What do you think of the UAE/GCC/Middle East podcasting community? What are the issues currently being faced and how do you think they can be resolved?

I wish I can answer this question but seeing how I just started out a few months ago and I did it all by myself, I don’t feel comfortable talking about the podcasting community as I don’t think I can yet represent what people have gone through in that industry. However, I imagine discoverability is a problem that podcasters in this region are facing just because I feel that there aren’t that many that have “made it”. Everyone I know who listens to podcasts usually listens to the western ones, which I believe is indicative of the number of podcasters we have in the region and more specifically, the reach that they have.

What more can be done, especially in the UAE, to highlight and support the podcasting community?

All it takes to solve this problem and change people’s perceptions of local podcasts (or even awareness of their existence) is shining a light on them.

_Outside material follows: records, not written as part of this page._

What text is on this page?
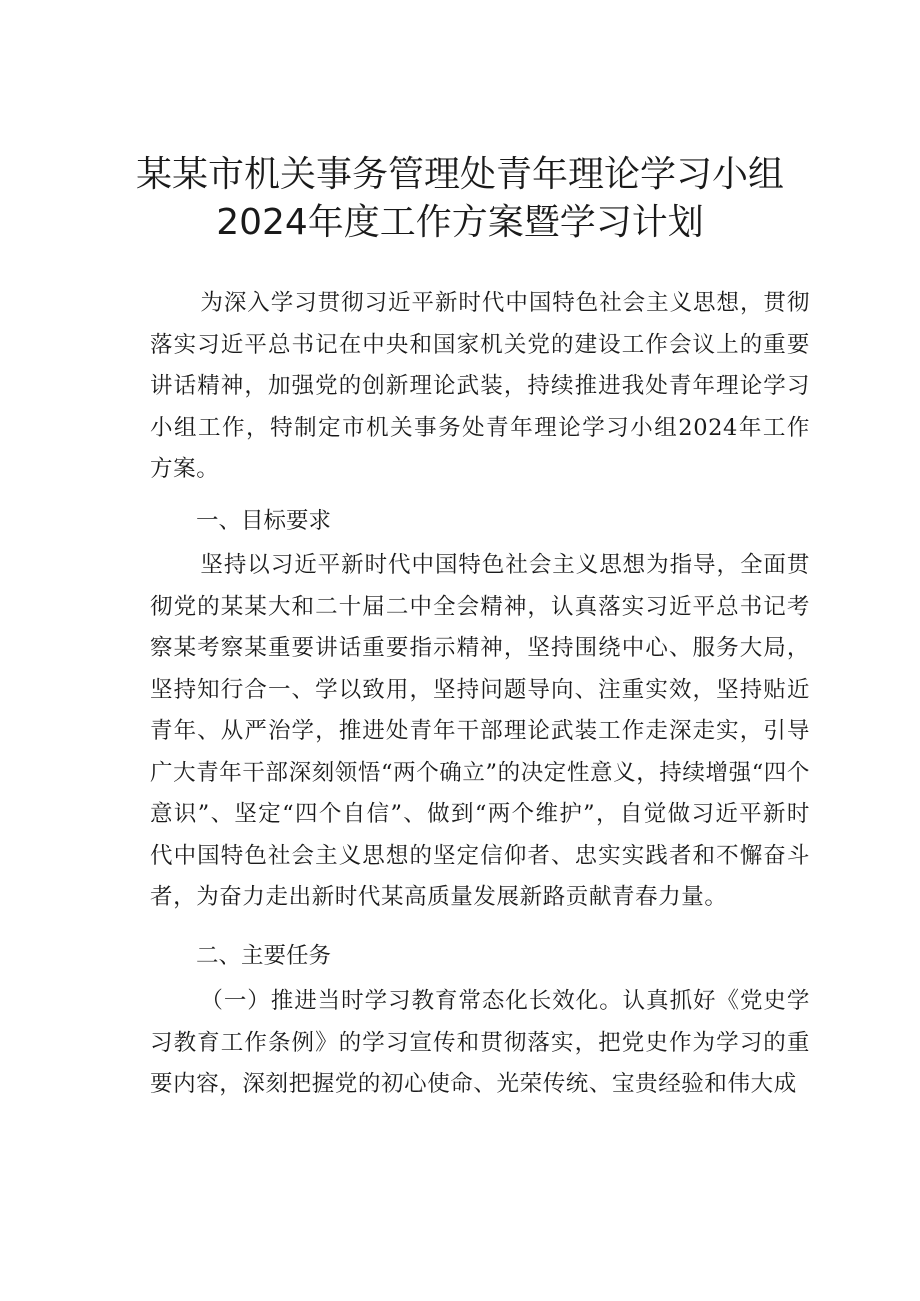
某某市机关事务管理处青年理论学习小组
2024年度工作方案暨学习计划
为深入学习贯彻习近平新时代中国特色社会主义思想，贯彻落实习近平总书记在中央和国家机关党的建设工作会议上的重要讲话精神，加强党的创新理论武装，持续推进我处青年理论学习小组工作，特制定市机关事务处青年理论学习小组2024年工作方案。
一、目标要求
坚持以习近平新时代中国特色社会主义思想为指导，全面贯彻党的某某大和二十届二中全会精神，认真落实习近平总书记考察某考察某重要讲话重要指示精神，坚持围绕中心、服务大局，坚持知行合一、学以致用，坚持问题导向、注重实效，坚持贴近青年、从严治学，推进处青年干部理论武装工作走深走实，引导广大青年干部深刻领悟“两个确立”的决定性意义，持续增强“四个意识”、坚定“四个自信”、做到“两个维护”，自觉做习近平新时代中国特色社会主义思想的坚定信仰者、忠实实践者和不懈奋斗者，为奋力走出新时代某高质量发展新路贡献青春力量。
二、主要任务
（一）推进当时学习教育常态化长效化。认真抓好《党史学习教育工作条例》的学习宣传和贯彻落实，把党史作为学习的重要内容，深刻把握党的初心使命、光荣传统、宝贵经验和伟大成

I think if someone out there with a big enough following can start spreading the word about the small unknown podcasts (not ones started by already well-established media personalities or celebrities), that would really help develop the industry as a whole and make it easier for people to consider browsing what is available or even starting their own.

What trends have you noticed occurring over the past year, whether as an artist, podcaster, or both and what do you think of them? Do you think these are permanent? Why?

The biggest trend for me was working from home, and thankfully it was something I was able to manage from the very beginning and it had no negative impact on our productivity. Being able to work at my own pace meant that I was able to organize my time better and be able to give enough focus on my own personal projects like my art and my podcast. It also meant that I could take small breaks to spend some time with the family or help out with some stuff and errands.

Personally, I don’t think I would have started streaming or podcasting if it wasn’t for the fact that I was stuck at home. Perhaps I wouldn’t have even started drawing mandalas either. It’s a cliché answer but there’s a lot of truth in it.

Credit: Tariq Monther

Who is your dream person to collaborate with on your artistic work? What about interviewing on your podcast? Why?

There’s no specific person in mind but I would love to collaborate with fellow artists in the region! As I mentioned earlier, I really enjoyed being at Comic Con with fellow artists I appreciate that sense of community, even if it was for a few days. I actually have a collage of art from people I met at Comic Con that I dedicated a whole wall in my room for. It’s also where I keep all my geeky collectibles and figurines. I’m quite proud of how it turned out!

For the podcast, I would really like to start interviewing people in the tech and video games industries. I also have an idea to interview smaller content creators and artists, give them a platform to speak out and tell their stories. I would love to give back to the community, however I need to work on myself first to make my platform something that can benefit others.

What do you hope to achieve in the next five years? Why?

I hope to be able to build a sustainable platform and community revolving around the things I like doing and enjoy talking about. I want to keep getting challenged and overcome those challenges to deliver something better every year. Ultimately, I would love to turn these and other projects I have in mind into profit-making ventures and just live off of the work that I really enjoy doing.